Polizei sucht weiter – Scanner statt Spaten
Parallel zur Trauerfeier werden Ermittler am Donnerstag Bodenscanner auf dem Gelände einsetzen. Der Hintergrund: Hauptverdächtiger Thana Kerdthong alias Pong und Mitbeschuldigter Thongchai Srinil alias Thong haben in der Befragung zwei verschiedene Punkte innerhalb des Areals als relevant bezeichnet – eine Diskrepanz, die mit herkömmlichen Mitteln nicht aufzulösen ist. Das Gelände wurde bereits am Mittwoch von Helfern einer buddhistischen Stiftung freigemäht, um den Einsatz der Geräte vorzubereiten. Dabei stießen Arbeiter auf Kleidungsstücke, Wasserflaschen und Essensboxen, die im Gebüsch lagen. Deren Herkunft ist noch ungeklärt.
Der Zeuge, der fast nicht mehr lebte
Khaosod veröffentlichte am Mittwoch das erste längere Interview mit einem Schlüsselzeugen: „Neng“, 43, Motorradmechaniker aus der Nachbarschaft. Er hatte Thong als Gelegenheitsarbeiter beschäftigt und ließ Pong nach dessen Haftentlassung Anfang Juni gratis bei sich wohnen. Neng beobachtete, wie Thong das Motorrad der Geschwister in der Nähe des alten Friedhofs Thung Luang zerlegte. Pong erklärte ihm, das Fahrzeug sei wegen einer Schuld von 60.000 Baht gepfändet worden. Erst als russische Freiwillige Vermisstenplakate mit dem Foto des Motorrads aufhängten, erkannte Neng das Fahrzeug – und rief sofort die Polizei an.
„Ich habe eine Kobra aufgezogen und ins Haus geholt“, sagte er. Pong und Thong hatten außerdem sein eigenes Motorrad – eine rote Honda Scoopy – gestohlen, das bei der Tat benutzt und für die Flucht genutzt wurde. Der Druck der Ermittlungen wurde für Neng unerträglich: Er setzte sich nach eigenen Angaben eines Abends die Pistole an die Schläfe. Ein eingehender Telefonanruf und ein Streifenwagen vor der Tür brachten ihn dazu, die Waffe wegzulegen.
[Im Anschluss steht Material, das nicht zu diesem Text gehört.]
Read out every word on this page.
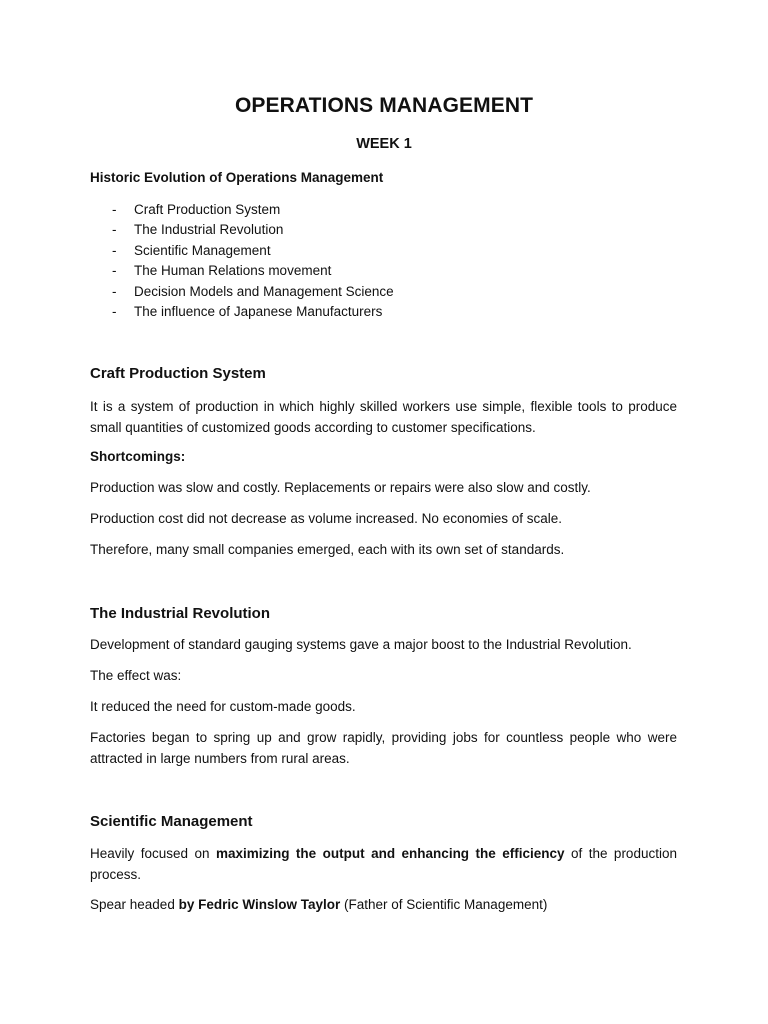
OPERATIONS MANAGEMENT
WEEK 1

Historic Evolution of Operations Management

- Craft Production System
- The Industrial Revolution
- Scientific Management
- The Human Relations movement
- Decision Models and Management Science
- The influence of Japanese Manufacturers
Craft Production System

It is a system of production in which highly skilled workers use simple, flexible tools to produce small quantities of customized goods according to customer specifications.

Shortcomings:

Production was slow and costly. Replacements or repairs were also slow and costly.

Production cost did not decrease as volume increased. No economies of scale.

Therefore, many small companies emerged, each with its own set of standards.

The Industrial Revolution

Development of standard gauging systems gave a major boost to the Industrial Revolution.

The effect was:

It reduced the need for custom-made goods.

Factories began to spring up and grow rapidly, providing jobs for countless people who were attracted in large numbers from rural areas.

Scientific Management

Heavily focused on maximizing the output and enhancing the efficiency of the production process.

Spear headed by Fedric Winslow Taylor (Father of Scientific Management)
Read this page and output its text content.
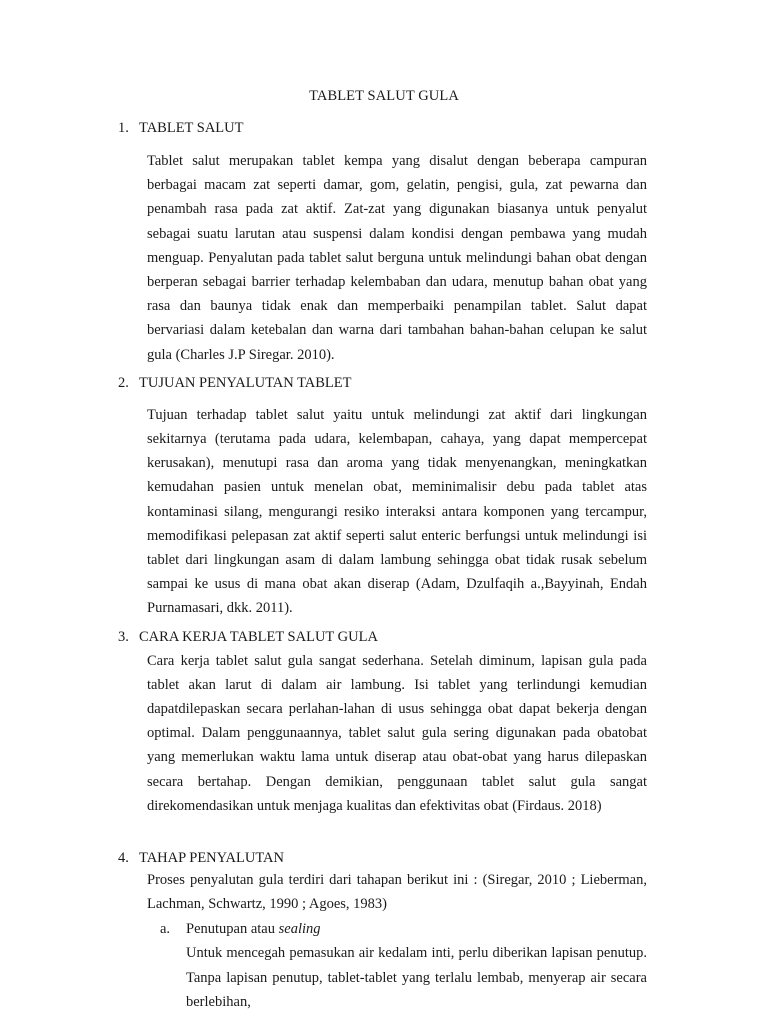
TABLET SALUT GULA
1. TABLET SALUT

Tablet salut merupakan tablet kempa yang disalut dengan beberapa campuran berbagai macam zat seperti damar, gom, gelatin, pengisi, gula, zat pewarna dan penambah rasa pada zat aktif. Zat-zat yang digunakan biasanya untuk penyalut sebagai suatu larutan atau suspensi dalam kondisi dengan pembawa yang mudah menguap. Penyalutan pada tablet salut berguna untuk melindungi bahan obat dengan berperan sebagai barrier terhadap kelembaban dan udara, menutup bahan obat yang rasa dan baunya tidak enak dan memperbaiki penampilan tablet. Salut dapat bervariasi dalam ketebalan dan warna dari tambahan bahan-bahan celupan ke salut gula (Charles J.P Siregar. 2010).

2. TUJUAN PENYALUTAN TABLET

Tujuan terhadap tablet salut yaitu untuk melindungi zat aktif dari lingkungan sekitarnya (terutama pada udara, kelembapan, cahaya, yang dapat mempercepat kerusakan), menutupi rasa dan aroma yang tidak menyenangkan, meningkatkan kemudahan pasien untuk menelan obat, meminimalisir debu pada tablet atas kontaminasi silang, mengurangi resiko interaksi antara komponen yang tercampur, memodifikasi pelepasan zat aktif seperti salut enteric berfungsi untuk melindungi isi tablet dari lingkungan asam di dalam lambung sehingga obat tidak rusak sebelum sampai ke usus di mana obat akan diserap (Adam, Dzulfaqih a.,Bayyinah, Endah Purnamasari, dkk. 2011).

3. CARA KERJA TABLET SALUT GULA

Cara kerja tablet salut gula sangat sederhana. Setelah diminum, lapisan gula pada tablet akan larut di dalam air lambung. Isi tablet yang terlindungi kemudian dapatdilepaskan secara perlahan-lahan di usus sehingga obat dapat bekerja dengan optimal. Dalam penggunaannya, tablet salut gula sering digunakan pada obatobat yang memerlukan waktu lama untuk diserap atau obat-obat yang harus dilepaskan secara bertahap. Dengan demikian, penggunaan tablet salut gula sangat direkomendasikan untuk menjaga kualitas dan efektivitas obat (Firdaus. 2018)

4. TAHAP PENYALUTAN

Proses penyalutan gula terdiri dari tahapan berikut ini : (Siregar, 2010 ; Lieberman, Lachman, Schwartz, 1990 ; Agoes, 1983)

a. Penutupan atau sealing

Untuk mencegah pemasukan air kedalam inti, perlu diberikan lapisan penutup. Tanpa lapisan penutup, tablet-tablet yang terlalu lembab, menyerap air secara berlebihan,
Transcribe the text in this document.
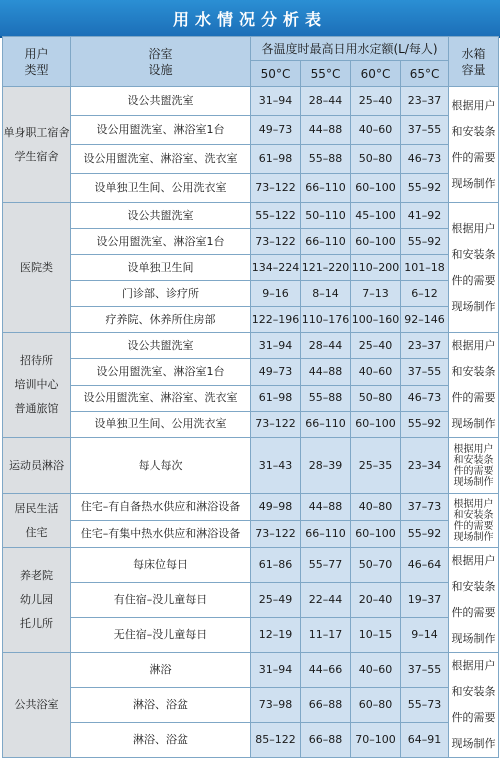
用水情况分析表
用户
类型	浴室
设施	各温度时最高日用水定额(L/每人)				水箱
容量

		50°C	55°C	60°C	65°C	

单身职工宿舍
学生宿舍	设公共盥洗室	31–94	28–44	25–40	23–37	根据用户
和安装条
件的需要
现场制作

	设公用盥洗室、淋浴室1台	49–73	44–88	40–60	37–55	
	设公用盥洗室、淋浴室、洗衣室	61–98	55–88	50–80	46–73	
	设单独卫生间、公用洗衣室	73–122	66–110	60–100	55–92	

医院类	设公共盥洗室	55–122	50–110	45–100	41–92	根据用户
和安装条
件的需要
现场制作

	设公用盥洗室、淋浴室1台	73–122	66–110	60–100	55–92	
	设单独卫生间	134–224	121–220	110–200	101–18	
	门诊部、诊疗所	9–16	8–14	7–13	6–12	
	疗养院、休养所住房部	122–196	110–176	100–160	92–146	

招待所
培训中心
普通旅馆	设公共盥洗室	31–94	28–44	25–40	23–37	根据用户
和安装条
件的需要
现场制作

	设公用盥洗室、淋浴室1台	49–73	44–88	40–60	37–55	
	设公用盥洗室、淋浴室、洗衣室	61–98	55–88	50–80	46–73	
	设单独卫生间、公用洗衣室	73–122	66–110	60–100	55–92	

运动员淋浴	每人每次	31–43	28–39	25–35	23–34	根据用户
和安装条
件的需要
现场制作

居民生活
住宅	住宅–有自备热水供应和淋浴设备	49–98	44–88	40–80	37–73	根据用户
和安装条
件的需要
现场制作

	住宅–有集中热水供应和淋浴设备	73–122	66–110	60–100	55–92	

养老院
幼儿园
托儿所	每床位每日	61–86	55–77	50–70	46–64	根据用户
和安装条
件的需要
现场制作

	有住宿–没儿童每日	25–49	22–44	20–40	19–37	
	无住宿–没儿童每日	12–19	11–17	10–15	9–14	

公共浴室	淋浴	31–94	44–66	40–60	37–55	根据用户
和安装条
件的需要
现场制作

	淋浴、浴盆	73–98	66–88	60–80	55–73	
	淋浴、浴盆	85–122	66–88	70–100	64–91	
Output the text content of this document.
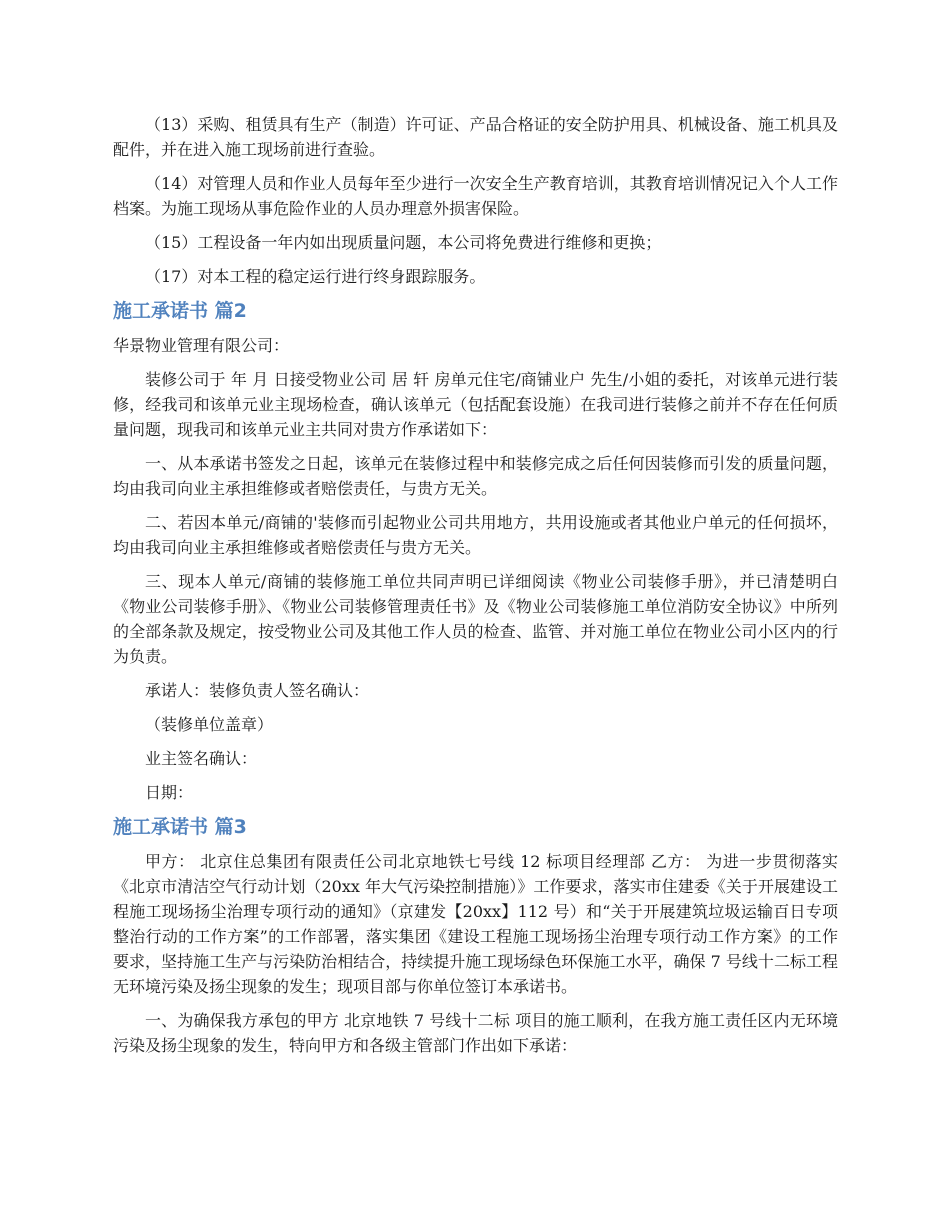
（13）采购、租赁具有生产（制造）许可证、产品合格证的安全防护用具、机械设备、施工机具及配件，并在进入施工现场前进行查验。

（14）对管理人员和作业人员每年至少进行一次安全生产教育培训，其教育培训情况记入个人工作档案。为施工现场从事危险作业的人员办理意外损害保险。

（15）工程设备一年内如出现质量问题，本公司将免费进行维修和更换；

（17）对本工程的稳定运行进行终身跟踪服务。

施工承诺书 篇2

华景物业管理有限公司：

装修公司于 年 月 日接受物业公司 居 轩 房单元住宅/商铺业户 先生/小姐的委托，对该单元进行装修，经我司和该单元业主现场检查，确认该单元（包括配套设施）在我司进行装修之前并不存在任何质量问题，现我司和该单元业主共同对贵方作承诺如下：

一、从本承诺书签发之日起，该单元在装修过程中和装修完成之后任何因装修而引发的质量问题，均由我司向业主承担维修或者赔偿责任，与贵方无关。

二、若因本单元/商铺的'装修而引起物业公司共用地方，共用设施或者其他业户单元的任何损坏，均由我司向业主承担维修或者赔偿责任与贵方无关。

三、现本人单元/商铺的装修施工单位共同声明已详细阅读《物业公司装修手册》，并已清楚明白《物业公司装修手册》、《物业公司装修管理责任书》及《物业公司装修施工单位消防安全协议》中所列的全部条款及规定，按受物业公司及其他工作人员的检查、监管、并对施工单位在物业公司小区内的行为负责。

承诺人：装修负责人签名确认：

（装修单位盖章）

业主签名确认：

日期：

施工承诺书 篇3

甲方： 北京住总集团有限责任公司北京地铁七号线 12 标项目经理部 乙方： 为进一步贯彻落实《北京市清洁空气行动计划（20xx 年大气污染控制措施）》工作要求，落实市住建委《关于开展建设工程施工现场扬尘治理专项行动的通知》（京建发【20xx】112 号）和“关于开展建筑垃圾运输百日专项整治行动的工作方案”的工作部署，落实集团《建设工程施工现场扬尘治理专项行动工作方案》的工作要求，坚持施工生产与污染防治相结合，持续提升施工现场绿色环保施工水平，确保 7 号线十二标工程无环境污染及扬尘现象的发生；现项目部与你单位签订本承诺书。

一、为确保我方承包的甲方 北京地铁 7 号线十二标 项目的施工顺利，在我方施工责任区内无环境污染及扬尘现象的发生，特向甲方和各级主管部门作出如下承诺：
Was das Justizministerium jetzt einräumt
Thana Kerdthong saß 7 Jahre, 7 Monate und 25 Tage wegen Mordversuchs, Waffenbesitzes und Drogendelikten – kein Tag wurde erlassen. Das Justizministerium bestätigte: Nach dem JSOC-Gesetz galt eine zweijährige Bewährungsaufsicht mit Meldepflicht alle drei Monate. Eine elektronische Fußfessel wurde vom Gericht nicht angeordnet. Thana meldete sich nach seiner Entlassung am 5. Juni 2026 genau einmal beim Bewährungsamt – dann wurden die Geschwister getötet.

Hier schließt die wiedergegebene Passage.